Looking to put your poles to work in the off-season? You might consider Nordic walking, which involves walking with poles. Using poles with each stride provides a full-body workout while relieving pressure on knees, all while burning more calories than regular walking [source: Tolme]. Skiers can use their ski poles, though there are special poles just for walking.
Some people name their cars; if you're looking to name your ski poles, you might consider the names Georg Bilgeri and Ed Scott. Both men were incredibly influential in the development and use of ski poles.

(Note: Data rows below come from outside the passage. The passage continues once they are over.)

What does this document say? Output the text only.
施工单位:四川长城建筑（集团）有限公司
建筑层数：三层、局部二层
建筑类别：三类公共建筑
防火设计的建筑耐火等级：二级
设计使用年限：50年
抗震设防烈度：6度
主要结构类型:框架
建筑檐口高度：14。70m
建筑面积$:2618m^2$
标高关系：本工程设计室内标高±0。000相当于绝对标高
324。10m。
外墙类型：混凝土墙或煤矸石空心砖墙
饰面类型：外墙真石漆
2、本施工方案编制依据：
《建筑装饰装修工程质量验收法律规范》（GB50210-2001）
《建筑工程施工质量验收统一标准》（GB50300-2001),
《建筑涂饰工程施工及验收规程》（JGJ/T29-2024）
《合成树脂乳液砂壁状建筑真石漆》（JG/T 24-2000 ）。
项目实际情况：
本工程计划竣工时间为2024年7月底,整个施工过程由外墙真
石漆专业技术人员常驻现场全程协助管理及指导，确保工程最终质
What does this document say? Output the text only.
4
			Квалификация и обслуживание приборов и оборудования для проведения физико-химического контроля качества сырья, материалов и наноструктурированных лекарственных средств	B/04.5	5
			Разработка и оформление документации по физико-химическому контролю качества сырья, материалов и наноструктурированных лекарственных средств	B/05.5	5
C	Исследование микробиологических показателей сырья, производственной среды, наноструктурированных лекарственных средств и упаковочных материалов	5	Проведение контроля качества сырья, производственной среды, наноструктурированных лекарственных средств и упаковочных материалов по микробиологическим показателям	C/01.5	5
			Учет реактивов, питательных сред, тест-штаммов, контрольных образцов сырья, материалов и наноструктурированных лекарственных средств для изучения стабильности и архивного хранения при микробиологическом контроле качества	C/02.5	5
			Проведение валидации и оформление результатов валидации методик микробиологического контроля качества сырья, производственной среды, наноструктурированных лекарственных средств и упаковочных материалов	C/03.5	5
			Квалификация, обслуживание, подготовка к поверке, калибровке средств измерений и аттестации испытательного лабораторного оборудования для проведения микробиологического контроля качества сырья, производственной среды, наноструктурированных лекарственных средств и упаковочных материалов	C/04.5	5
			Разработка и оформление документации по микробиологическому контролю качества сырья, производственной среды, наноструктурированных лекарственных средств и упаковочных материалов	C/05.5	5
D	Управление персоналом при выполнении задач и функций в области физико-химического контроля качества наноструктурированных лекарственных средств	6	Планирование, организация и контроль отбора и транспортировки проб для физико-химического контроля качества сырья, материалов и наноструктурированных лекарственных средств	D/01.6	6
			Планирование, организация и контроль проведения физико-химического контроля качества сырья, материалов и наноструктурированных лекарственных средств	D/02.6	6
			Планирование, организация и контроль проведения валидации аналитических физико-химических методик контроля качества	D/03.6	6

Georg Bilgeri was an Austrian army official, a co-worker of the famed ski instructor Mathias Zdarsky. Zdarsky taught Austrian troops to ski with just one pole, which was standard prior to the year 1905 [source: Fry, "1905"]. Zdarsky believed that a good skier needed just one pole, which would serve both as a propelling force and as a steering device. Bilgeri countered that a pole in each hand would allow for more efficient turns. Zdarsky treated Bilgeri with derision, even challenging him to a duel [source: Fry, "1905"].
Bilgeri's method won out, but we have Ed Scott to thank for making ski poles user-friendly. Ski poles used to be extremely heavy; Scott said they were "as heavy as a croquet mallet" [source: Fry, "Poles Apart"]. Scott created a thinner, lighter pole that makes fast turns as simple as pie.
But are poles completely necessary? Not necessarily -- you could ski without them, and some ski instructors believe that misuse of poles can encourage bad habits, such as not using the lower body to initiate and make turns [sources: Nelson; Rogan, Campbell]. When used properly, however, ski poles can provide stability, momentum and balance on the slopes.